In der Zeit Untersekunda / Höhere Handelsschule war ich mit einem Schulkameraden, Monir T., oft zusammen. Mit ihm nahm ich Ephedrin und trank gern Altbier in der Kneipe, aber auch auf dem Marktplatz waren wir öfter, mit mehreren Leuten zusammen. Als ich mich von der höheren Handelsschule abmeldete, hatten meine Eltern gerade das Haus verkauft. Sie zogen dann in eine Eigentumswohnung in Marl. Von daher schrieb mir mein Vater 1600 DM gut, von denen ich, nach und nach etwas abholte, bzw. bezahlte er ein paar meiner Zimmermieten im Voraus.

Ich war, nach dem Abbruch der Schule, mit einem Bekannten, Gernot T., in eine Wohnung über meine Stammkneipe („8-8“) gezogen. Mein Wirt war dort also auch mein Vermieter. Wir tranken viel, nahmen Ephedrin (fast immer: wenn Ephedrin dann auch Alkohol, umgekehrt nicht unbedingt) und rauchten ab und an. Drei Tage versuchte ich es als Hilfskraft bei C und A, das klappte natürlich nicht. Ich half aber dem Wirt, Heiko S., bei allem möglichen, z. B.

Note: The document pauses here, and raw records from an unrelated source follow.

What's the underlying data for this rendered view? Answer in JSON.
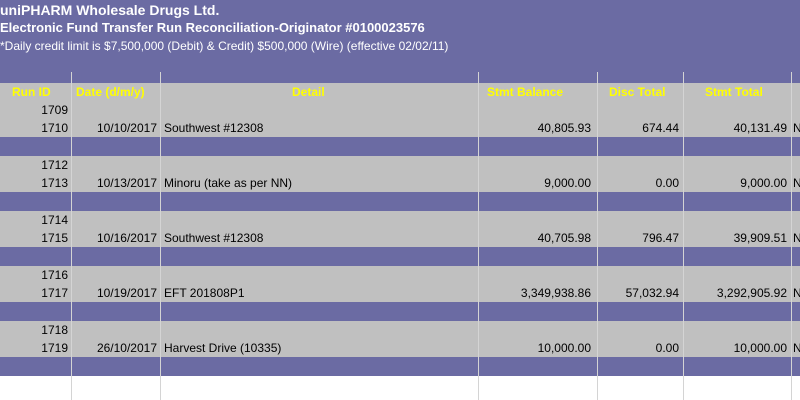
{
  "header": {
    "company": "uniPHARM Wholesale Drugs Ltd.",
    "report": "Electronic Fund Transfer Run Reconciliation-Originator #0100023576",
    "note": "*Daily credit limit is $7,500,000 (Debit) & Credit) $500,000 (Wire) (effective 02/02/11)"
  },
  "columns": {
    "run_id": "Run ID",
    "date": "Date (d/m/y)",
    "detail": "Detail",
    "stmt_balance": "Stmt Balance",
    "disc_total": "Disc Total",
    "stmt_total": "Stmt Total"
  },
  "groups": [
    {
      "first_id": "1709",
      "id": "1710",
      "date": "10/10/2017",
      "detail": "Southwest  #12308",
      "stmt_balance": "40,805.93",
      "disc_total": "674.44",
      "stmt_total": "40,131.49",
      "next": "N"
    },
    {
      "first_id": "1712",
      "id": "1713",
      "date": "10/13/2017",
      "detail": "Minoru (take as per NN)",
      "stmt_balance": "9,000.00",
      "disc_total": "0.00",
      "stmt_total": "9,000.00",
      "next": "N"
    },
    {
      "first_id": "1714",
      "id": "1715",
      "date": "10/16/2017",
      "detail": "Southwest #12308",
      "stmt_balance": "40,705.98",
      "disc_total": "796.47",
      "stmt_total": "39,909.51",
      "next": "N"
    },
    {
      "first_id": "1716",
      "id": "1717",
      "date": "10/19/2017",
      "detail": "EFT 201808P1",
      "stmt_balance": "3,349,938.86",
      "disc_total": "57,032.94",
      "stmt_total": "3,292,905.92",
      "next": "N"
    },
    {
      "first_id": "1718",
      "id": "1719",
      "date": "26/10/2017",
      "detail": "Harvest Drive (10335)",
      "stmt_balance": "10,000.00",
      "disc_total": "0.00",
      "stmt_total": "10,000.00",
      "next": "N"
    }
  ],
  "colors": {
    "band": "#6b6ba3",
    "grey": "#c0c0c0",
    "header_text": "#ffff00"
  }
}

Keller entrümpeln usw. So hatte ich ''frei trinken'', während der Arbeit und jeden Tag ein paar Mark (30 - 40 DM) extra, ohne etwas von meinem Vater holen zu müssen.

Doch auch das Geld von meinem Vater war irgendwann restlos abgerufen, auch fühlte ich mich nicht so gut, so das ich nach circa einem 3/4 Jahr etwas anderes machen wollte.

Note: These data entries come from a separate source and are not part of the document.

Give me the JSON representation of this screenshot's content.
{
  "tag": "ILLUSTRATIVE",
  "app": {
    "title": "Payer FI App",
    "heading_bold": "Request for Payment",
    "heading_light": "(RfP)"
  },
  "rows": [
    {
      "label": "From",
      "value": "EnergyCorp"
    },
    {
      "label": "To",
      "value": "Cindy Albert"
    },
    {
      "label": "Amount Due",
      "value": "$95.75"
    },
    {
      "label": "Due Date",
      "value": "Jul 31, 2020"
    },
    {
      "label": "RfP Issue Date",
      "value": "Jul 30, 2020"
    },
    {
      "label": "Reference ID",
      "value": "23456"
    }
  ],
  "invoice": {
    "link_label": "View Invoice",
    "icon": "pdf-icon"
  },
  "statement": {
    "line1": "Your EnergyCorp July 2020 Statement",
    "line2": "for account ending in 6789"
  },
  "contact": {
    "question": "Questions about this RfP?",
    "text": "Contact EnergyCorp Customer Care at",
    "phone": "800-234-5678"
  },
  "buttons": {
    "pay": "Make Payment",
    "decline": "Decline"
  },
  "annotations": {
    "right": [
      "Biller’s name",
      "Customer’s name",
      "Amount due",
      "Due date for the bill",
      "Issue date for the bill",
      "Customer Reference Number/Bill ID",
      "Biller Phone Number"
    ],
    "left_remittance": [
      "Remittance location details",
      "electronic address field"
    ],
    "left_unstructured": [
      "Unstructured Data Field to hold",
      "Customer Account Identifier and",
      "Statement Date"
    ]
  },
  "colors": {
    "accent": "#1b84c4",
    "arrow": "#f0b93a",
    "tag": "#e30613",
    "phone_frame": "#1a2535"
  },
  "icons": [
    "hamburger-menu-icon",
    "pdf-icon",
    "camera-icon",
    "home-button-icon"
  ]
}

(In diesem 3/4 Jahr versuchte ich übrigens schon einmal mit dem Alkohol Schluss zu machen, das klappte, verzichtend, knapp sechs Wochen.) Ich vereinbarte mit meinen Eltern, dass ich weiter ''Schule machen'' würde, wenn sie mir eine Wohnung und Taschengeld bezahlen würden. Damit waren sie einverstanden.

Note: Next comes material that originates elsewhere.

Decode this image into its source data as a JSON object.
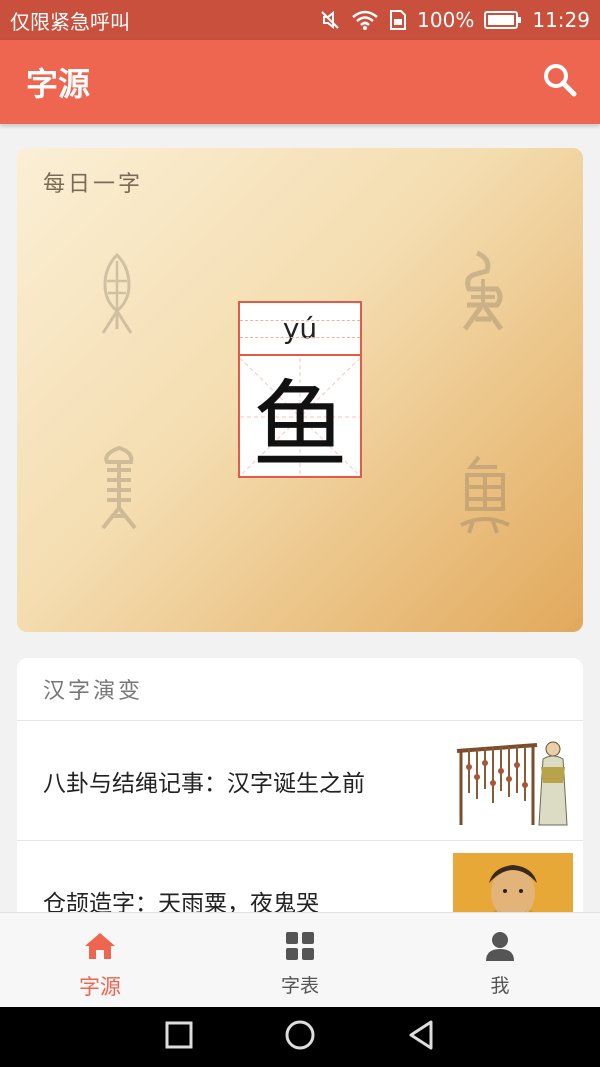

Ich besuchte dann zwei Jahre die FOS - Sozialarbeit / Sozialpädagogik in Dorsten und schloss auch erfolgreich (Durchschnittsnote 2,8) ab. Während des ersten Jahres, als ich in Oer-Erkenschwick wohnte (wo ich das Kindergartenpraktikum - vier Tage in der Woche - machte), wohnten gute Bekannte in der Nähe und es bildete sich eine Gemeinschaft von ''Freaks'' wobei harte Drogen keine Rolle spielten. Wir trafen uns sehr oft mit 20 - 30 Leuten im Stadtpark und tranken, rauchten wohl auch, ich nicht sehr viel. Bei mir kamen nun schwerpunktmäßig Brom Präparate hinzu (ABASIN und ADALIN, Mittel die zur Beruhigung und zum Einschlafen gedacht waren und einige Jahre später rezeptpflichtig wurden.)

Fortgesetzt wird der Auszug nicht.